ERM is a company’s approach to managing risk. It is the practices, policies, and framework for how a company handles a variety of risks that its business faces.

Why Is ERM Important?

ERM is important because it helps prevent losses or unexpected negative outcomes. ERM is also important because it helps a company set the plans in place to strategically approach risk and garner employee buy-in.

What Are the 3 Types of Enterprise Risk?

ERM often summarizes the risks a company faces into operational, strategic, and financial risks. Operational risks impact day-to-day operations. Strategic risks impact long-term plans. Financial risks impact the general financial standing and health of a company.

What Are the 5 Components of ERM?

The COSO framework for ERM identifies five components: governance and culture; strategy and objective setting; performance; review and revision; and information, communication, and reporting.
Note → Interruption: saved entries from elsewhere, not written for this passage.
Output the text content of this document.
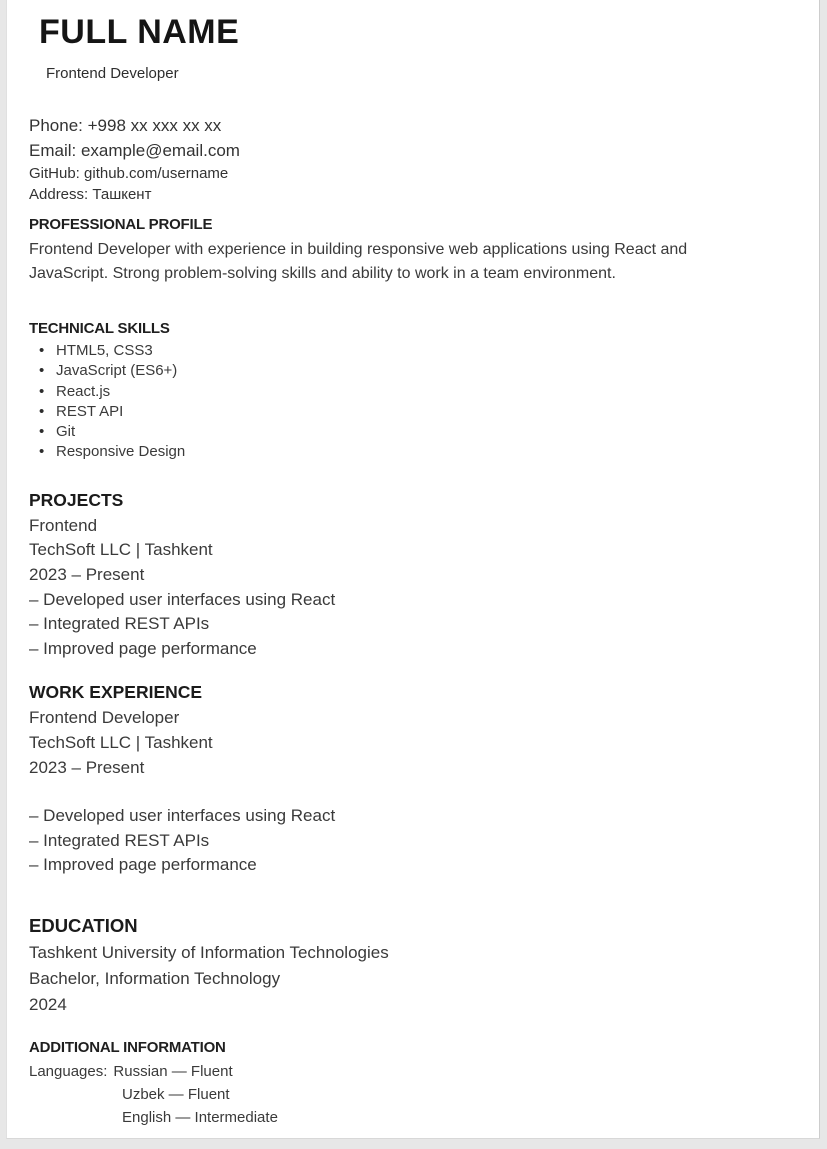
FULL NAME
Frontend Developer
Phone: +998 xx xxx xx xx
Email: example@email.com
GitHub: github.com/username
Address: Ташкент
PROFESSIONAL PROFILE

Frontend Developer with experience in building responsive web applications using React and JavaScript. Strong problem-solving skills and ability to work in a team environment.

TECHNICAL SKILLS
• HTML5, CSS3
• JavaScript (ES6+)
• React.js
• REST API
• Git
• Responsive Design
PROJECTS
Frontend
TechSoft LLC | Tashkent
2023 – Present
– Developed user interfaces using React
– Integrated REST APIs
– Improved page performance
WORK EXPERIENCE
Frontend Developer
TechSoft LLC | Tashkent
2023 – Present
– Developed user interfaces using React
– Integrated REST APIs
– Improved page performance
EDUCATION
Tashkent University of Information Technologies
Bachelor, Information Technology
2024
ADDITIONAL INFORMATION
Languages: Russian — Fluent
Uzbek — Fluent
English — Intermediate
These five core components drive a company’s ERM practices.

What Is the Difference Between Risk Management and Enterprise Risk Management?

Risk management has traditionally been used to describe the practices and policies surrounding a specific risk that a company faces. More modern risk management has introduced ERM, a comprehensive, company-wide approach to view risk holistically for the entire company.

As a company makes, sells, and delivers goods to customers, it faces countless risks from numerous sources. To better plan for these risks, companies are turning to enterprise risk management (ERM), a company-wide, top-down approach to assessing risk and devising plans. The ultimate goal of ERM is to protect a company’s assets and operations while having strategies in place should certain unfortunate events occur.